O2 tension plays a critical role in the control of prenatal patency and postnatal closure of the ductus arteriosus (DA). We hypothesized that exposure of chicken embryos to hyperoxia alters the morphology and function of DA. Hyperoxia was induced by incubating fertilized eggs at 60% O2 from day 15 to 19 of the 21-d incubation period. DA reactivity (assessed by wire myography), morphometry and mRNA expression of antioxidant enzymes were studied on day 19. Hyperoxic incubation neither affected embryonic growth nor induced signs of DA constriction or changed the mRNA expression of superoxide dismutase and catalase. The contractions induced by O2 (21%), KCl, 4-aminopyridine, phenylephrine, and endothelin-1 and the relaxations induced by acetylcholine (ACh), sodium nitroprusside, isoproterenol, and hydroxyfasudil were similar in DA from embryos incubated under normoxic or hyperoxic conditions. In contrast, hyperoxic incubation impaired the thromboxane prostanoid (TP) receptor-mediated contractions evoked by U46619, 15-E2t-Isoprostane and high concentrations (≥3 µM) of ACh. Exogenous hydrogen peroxide (H2O2) evoked endothelium-dependent contraction in the normoxic DA and endothelium-dependent relaxation in the hyperoxic group. The presence of the TP receptor antagonist SQ 29548 unmasked a relaxant response to H2O2 in the normoxic DA and the cyclooxygenase (COX) inhibitor indomethacin blocked H2O2-induced contraction (in the normoxic group) and relaxation (in the hyperoxic group). Altogether our functional data suggest that, in the chicken DA, exogenous H2O2 induces the release of endothelium-derived COX metabolite(s) with contractile and relaxant properties. Under normal conditions H2O2-induced contraction prevails and relaxation is unmasked after pharmacological or functional (i.e.hyperoxia) TP receptor impairment.

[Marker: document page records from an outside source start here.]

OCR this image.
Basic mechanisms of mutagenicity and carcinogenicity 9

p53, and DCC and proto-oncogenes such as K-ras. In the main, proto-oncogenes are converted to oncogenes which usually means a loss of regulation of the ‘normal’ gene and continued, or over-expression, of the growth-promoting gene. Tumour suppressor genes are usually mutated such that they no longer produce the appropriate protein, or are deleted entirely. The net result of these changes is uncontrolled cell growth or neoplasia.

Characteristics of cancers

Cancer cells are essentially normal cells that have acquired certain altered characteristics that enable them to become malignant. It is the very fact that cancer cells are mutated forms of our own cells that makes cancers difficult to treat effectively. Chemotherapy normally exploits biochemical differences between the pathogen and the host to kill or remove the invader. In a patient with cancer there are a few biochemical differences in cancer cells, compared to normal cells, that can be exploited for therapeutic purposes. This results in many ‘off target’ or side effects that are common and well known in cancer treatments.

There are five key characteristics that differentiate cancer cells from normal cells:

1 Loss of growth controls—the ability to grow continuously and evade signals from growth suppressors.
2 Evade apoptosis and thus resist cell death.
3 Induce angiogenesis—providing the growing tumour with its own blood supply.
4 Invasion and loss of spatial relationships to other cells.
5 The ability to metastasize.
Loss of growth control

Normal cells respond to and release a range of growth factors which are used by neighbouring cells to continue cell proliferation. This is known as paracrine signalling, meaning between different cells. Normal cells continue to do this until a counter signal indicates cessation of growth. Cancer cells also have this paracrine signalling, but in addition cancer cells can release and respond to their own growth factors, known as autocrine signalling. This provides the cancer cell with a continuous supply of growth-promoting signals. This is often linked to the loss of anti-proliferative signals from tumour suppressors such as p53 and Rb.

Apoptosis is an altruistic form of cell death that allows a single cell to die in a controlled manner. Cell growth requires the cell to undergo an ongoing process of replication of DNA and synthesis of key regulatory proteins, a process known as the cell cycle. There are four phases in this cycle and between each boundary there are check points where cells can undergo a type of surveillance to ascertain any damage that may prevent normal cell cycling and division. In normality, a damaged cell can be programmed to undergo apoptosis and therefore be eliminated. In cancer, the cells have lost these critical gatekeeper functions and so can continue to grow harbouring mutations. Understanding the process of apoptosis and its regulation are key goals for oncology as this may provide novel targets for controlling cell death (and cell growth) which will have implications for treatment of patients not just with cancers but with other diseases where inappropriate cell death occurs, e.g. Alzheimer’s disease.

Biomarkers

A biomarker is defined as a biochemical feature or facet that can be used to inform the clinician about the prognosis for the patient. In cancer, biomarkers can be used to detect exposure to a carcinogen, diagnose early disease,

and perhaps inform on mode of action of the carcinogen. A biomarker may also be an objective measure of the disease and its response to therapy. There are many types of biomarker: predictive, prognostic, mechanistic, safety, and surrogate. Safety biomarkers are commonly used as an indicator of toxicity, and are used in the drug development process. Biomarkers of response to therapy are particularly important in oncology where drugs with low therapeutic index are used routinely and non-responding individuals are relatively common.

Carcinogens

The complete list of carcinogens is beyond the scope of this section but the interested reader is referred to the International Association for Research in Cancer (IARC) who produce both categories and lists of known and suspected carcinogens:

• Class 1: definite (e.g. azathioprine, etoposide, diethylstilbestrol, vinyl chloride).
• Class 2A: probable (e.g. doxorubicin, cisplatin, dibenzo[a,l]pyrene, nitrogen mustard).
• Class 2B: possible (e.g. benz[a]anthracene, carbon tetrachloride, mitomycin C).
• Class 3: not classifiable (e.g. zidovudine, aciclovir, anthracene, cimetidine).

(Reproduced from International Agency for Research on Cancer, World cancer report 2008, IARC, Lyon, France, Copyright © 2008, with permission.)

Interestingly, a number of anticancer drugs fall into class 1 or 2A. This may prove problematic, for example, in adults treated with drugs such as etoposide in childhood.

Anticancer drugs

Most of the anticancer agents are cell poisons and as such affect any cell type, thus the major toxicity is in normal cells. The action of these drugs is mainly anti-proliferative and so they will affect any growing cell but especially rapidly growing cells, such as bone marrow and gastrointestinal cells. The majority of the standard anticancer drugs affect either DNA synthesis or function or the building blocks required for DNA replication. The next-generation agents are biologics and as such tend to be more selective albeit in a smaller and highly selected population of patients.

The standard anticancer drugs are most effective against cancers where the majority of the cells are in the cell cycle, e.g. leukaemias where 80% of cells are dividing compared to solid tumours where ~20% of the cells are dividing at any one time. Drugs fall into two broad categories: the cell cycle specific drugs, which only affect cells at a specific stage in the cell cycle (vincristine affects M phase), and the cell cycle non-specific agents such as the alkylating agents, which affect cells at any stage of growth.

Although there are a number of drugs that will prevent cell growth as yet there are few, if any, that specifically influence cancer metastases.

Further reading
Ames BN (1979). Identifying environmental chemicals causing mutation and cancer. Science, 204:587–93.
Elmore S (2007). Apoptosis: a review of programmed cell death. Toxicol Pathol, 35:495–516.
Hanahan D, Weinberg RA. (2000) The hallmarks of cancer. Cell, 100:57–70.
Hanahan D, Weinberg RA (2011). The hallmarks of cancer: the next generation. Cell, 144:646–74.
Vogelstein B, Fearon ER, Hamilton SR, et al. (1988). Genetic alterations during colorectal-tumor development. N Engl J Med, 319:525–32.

Developmental changes in endothelium-dependent relaxation of the chicken ductus arteriosus.

We tested the hypothesis that endothelium-dependent relaxation in the chicken ductus arteriosus (DA) is developmentally regulated. Isolated DA rings from 15-, 19- and 21-day-old (externally pipped) chicken embryos relaxed to acetylcholine (ACh). This relaxation was unaffected by indomethacin but impaired by endothelium removal, by the NO synthase inhibitor L-NAME, and by the soluble guanylate cyclase inhibitor ODQ, suggesting the involvement of NO. This NO production was confirmed with the fluorescent probe DAF-2DA. The combination of apamin and charybdotoxin with L-NAME produced a further inhibition of ACh-induced relaxation, suggesting the participation of a putative EDHF. In the 21-day DA, the relaxations induced by ACh and sodium nitroprusside (SNP) were markedly reduced and scanning electron microscopy demonstrated an irregular endothelial lining with protrusion and detachment of endothelial cells. The relaxations induced by BAY 41-2272 and 8-Br cGMP were not affected by age. When compared with 5%, lower (0%) and higher (21, 95%) O(2) concentrations impaired ACh-induced relaxation. In summary, we found that ACh induces endothelium-dependent relaxation of the chicken DA and that NO and EDHF are involved in this response. During chicken DA closure, endothelial cells undergo morphologic and functional alterations that result in the lack of endothelium-dependent relaxation.